We have to develop it, we have to keep developing it, but that’s never going to end. I think physical casinos, the land-based casinos, they will always be there. We have things in land-based that online will never match and that’s the social aspects. Being together with people, having fun gambling, that’s what you find in physical casinos.

In the future, 50 to 100 years from now, do you see casinos as always being a central part of city culture?

We are actually moving out of the cities a little bit because of accessibility. Accessibility is really an issue. People come not by bus or train, they come by car. Parking accessibility is a really big topic. The last new venues we opened in Utrecht and in Venlo, they’re both near the highway. We are very accessible there and so are moving out of the city a little bit.
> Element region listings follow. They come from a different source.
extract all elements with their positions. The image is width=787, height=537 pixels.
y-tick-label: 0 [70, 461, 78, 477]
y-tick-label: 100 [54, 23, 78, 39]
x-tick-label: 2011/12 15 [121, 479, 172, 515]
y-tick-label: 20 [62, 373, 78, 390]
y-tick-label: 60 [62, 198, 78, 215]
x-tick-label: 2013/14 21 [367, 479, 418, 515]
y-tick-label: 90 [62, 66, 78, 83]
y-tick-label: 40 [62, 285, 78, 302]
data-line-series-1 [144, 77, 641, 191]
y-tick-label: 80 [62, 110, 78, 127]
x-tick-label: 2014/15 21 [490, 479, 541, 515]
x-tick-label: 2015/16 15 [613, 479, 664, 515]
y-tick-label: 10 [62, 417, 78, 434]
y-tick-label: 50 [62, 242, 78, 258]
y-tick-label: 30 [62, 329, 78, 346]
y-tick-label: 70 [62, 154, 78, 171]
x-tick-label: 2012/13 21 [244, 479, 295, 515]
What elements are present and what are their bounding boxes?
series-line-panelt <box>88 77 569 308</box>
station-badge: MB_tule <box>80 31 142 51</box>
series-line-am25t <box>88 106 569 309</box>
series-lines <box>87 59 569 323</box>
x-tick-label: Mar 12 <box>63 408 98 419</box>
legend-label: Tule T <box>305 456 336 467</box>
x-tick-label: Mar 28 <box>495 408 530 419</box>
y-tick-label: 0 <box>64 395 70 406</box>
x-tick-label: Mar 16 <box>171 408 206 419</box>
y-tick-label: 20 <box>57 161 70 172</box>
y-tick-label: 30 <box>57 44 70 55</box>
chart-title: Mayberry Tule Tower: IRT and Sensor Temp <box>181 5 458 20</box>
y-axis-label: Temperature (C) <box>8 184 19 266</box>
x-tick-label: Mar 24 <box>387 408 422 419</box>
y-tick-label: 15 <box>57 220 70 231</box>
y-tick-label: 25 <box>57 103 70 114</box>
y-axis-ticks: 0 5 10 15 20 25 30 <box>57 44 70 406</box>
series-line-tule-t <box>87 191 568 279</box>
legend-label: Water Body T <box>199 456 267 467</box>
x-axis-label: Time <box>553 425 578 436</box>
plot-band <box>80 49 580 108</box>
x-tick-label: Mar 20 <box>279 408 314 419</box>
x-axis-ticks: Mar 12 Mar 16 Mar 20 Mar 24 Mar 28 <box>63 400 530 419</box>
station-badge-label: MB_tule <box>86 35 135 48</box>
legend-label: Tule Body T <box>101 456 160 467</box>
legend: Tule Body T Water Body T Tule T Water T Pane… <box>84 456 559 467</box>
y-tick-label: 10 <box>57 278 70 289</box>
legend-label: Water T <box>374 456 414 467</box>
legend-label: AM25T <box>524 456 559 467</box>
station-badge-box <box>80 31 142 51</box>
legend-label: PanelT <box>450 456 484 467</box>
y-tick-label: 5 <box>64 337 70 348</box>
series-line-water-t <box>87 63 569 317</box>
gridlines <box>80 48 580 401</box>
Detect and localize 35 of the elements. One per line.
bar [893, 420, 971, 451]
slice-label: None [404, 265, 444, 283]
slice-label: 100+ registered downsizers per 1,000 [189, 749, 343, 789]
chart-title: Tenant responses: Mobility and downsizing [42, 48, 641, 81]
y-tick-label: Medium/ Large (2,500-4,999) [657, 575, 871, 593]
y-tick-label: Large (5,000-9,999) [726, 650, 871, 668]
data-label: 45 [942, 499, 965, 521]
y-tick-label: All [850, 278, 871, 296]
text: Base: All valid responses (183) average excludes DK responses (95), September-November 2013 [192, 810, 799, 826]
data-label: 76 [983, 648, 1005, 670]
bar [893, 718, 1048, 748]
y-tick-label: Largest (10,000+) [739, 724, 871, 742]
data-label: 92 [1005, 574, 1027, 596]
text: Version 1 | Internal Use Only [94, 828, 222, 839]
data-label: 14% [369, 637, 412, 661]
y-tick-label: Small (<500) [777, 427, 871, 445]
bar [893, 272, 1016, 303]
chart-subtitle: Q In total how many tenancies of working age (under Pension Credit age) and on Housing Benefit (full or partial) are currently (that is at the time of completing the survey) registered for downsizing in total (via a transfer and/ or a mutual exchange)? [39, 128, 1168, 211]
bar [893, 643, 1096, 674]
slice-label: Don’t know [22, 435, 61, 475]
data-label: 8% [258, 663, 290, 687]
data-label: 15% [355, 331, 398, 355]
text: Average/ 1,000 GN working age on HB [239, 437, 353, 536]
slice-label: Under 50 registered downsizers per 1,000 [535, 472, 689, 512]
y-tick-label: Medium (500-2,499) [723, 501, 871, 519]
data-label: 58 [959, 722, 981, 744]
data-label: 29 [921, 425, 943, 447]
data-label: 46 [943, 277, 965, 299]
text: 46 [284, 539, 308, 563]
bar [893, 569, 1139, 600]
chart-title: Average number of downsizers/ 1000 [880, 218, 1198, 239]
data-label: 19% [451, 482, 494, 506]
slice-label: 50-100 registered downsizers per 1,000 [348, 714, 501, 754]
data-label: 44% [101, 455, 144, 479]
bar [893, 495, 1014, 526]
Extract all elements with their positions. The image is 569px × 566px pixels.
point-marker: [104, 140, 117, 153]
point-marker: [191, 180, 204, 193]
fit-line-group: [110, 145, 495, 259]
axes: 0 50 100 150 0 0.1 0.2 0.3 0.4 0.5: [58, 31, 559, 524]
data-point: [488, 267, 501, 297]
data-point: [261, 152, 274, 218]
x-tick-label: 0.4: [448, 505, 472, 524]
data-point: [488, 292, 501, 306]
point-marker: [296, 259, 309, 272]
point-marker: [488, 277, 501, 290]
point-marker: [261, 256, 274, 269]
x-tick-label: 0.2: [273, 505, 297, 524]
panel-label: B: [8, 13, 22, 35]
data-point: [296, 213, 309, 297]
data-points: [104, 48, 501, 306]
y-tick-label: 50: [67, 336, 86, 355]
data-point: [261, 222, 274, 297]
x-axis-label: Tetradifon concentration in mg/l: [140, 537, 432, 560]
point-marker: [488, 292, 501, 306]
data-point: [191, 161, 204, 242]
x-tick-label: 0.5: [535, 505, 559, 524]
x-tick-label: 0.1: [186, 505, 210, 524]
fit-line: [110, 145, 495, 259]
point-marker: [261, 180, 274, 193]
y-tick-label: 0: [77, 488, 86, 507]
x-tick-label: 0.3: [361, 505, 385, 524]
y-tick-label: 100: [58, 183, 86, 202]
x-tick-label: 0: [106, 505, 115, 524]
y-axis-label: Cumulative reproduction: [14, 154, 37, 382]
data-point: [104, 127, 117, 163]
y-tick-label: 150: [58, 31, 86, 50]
On the other hand, if you have the possibility to find a place in a larger leisure centre or complex, that would be nice as well; but we are generally moving out of the city centres.

Are there any new areas or properties you’re looking at? Or, as you mentioned, is the focus more on staffing and returning to peak performance?

Yes, that is the focus but we also try to create a long-term vision of what we want to do with our properties. We have properties that we just built, and they’re obviously in a perfect location. But we also have properties that have existed for 30-40 years, and they’re not always in the best location. So we try to have a philosophy on where we would like to end up in 10-20 years from now.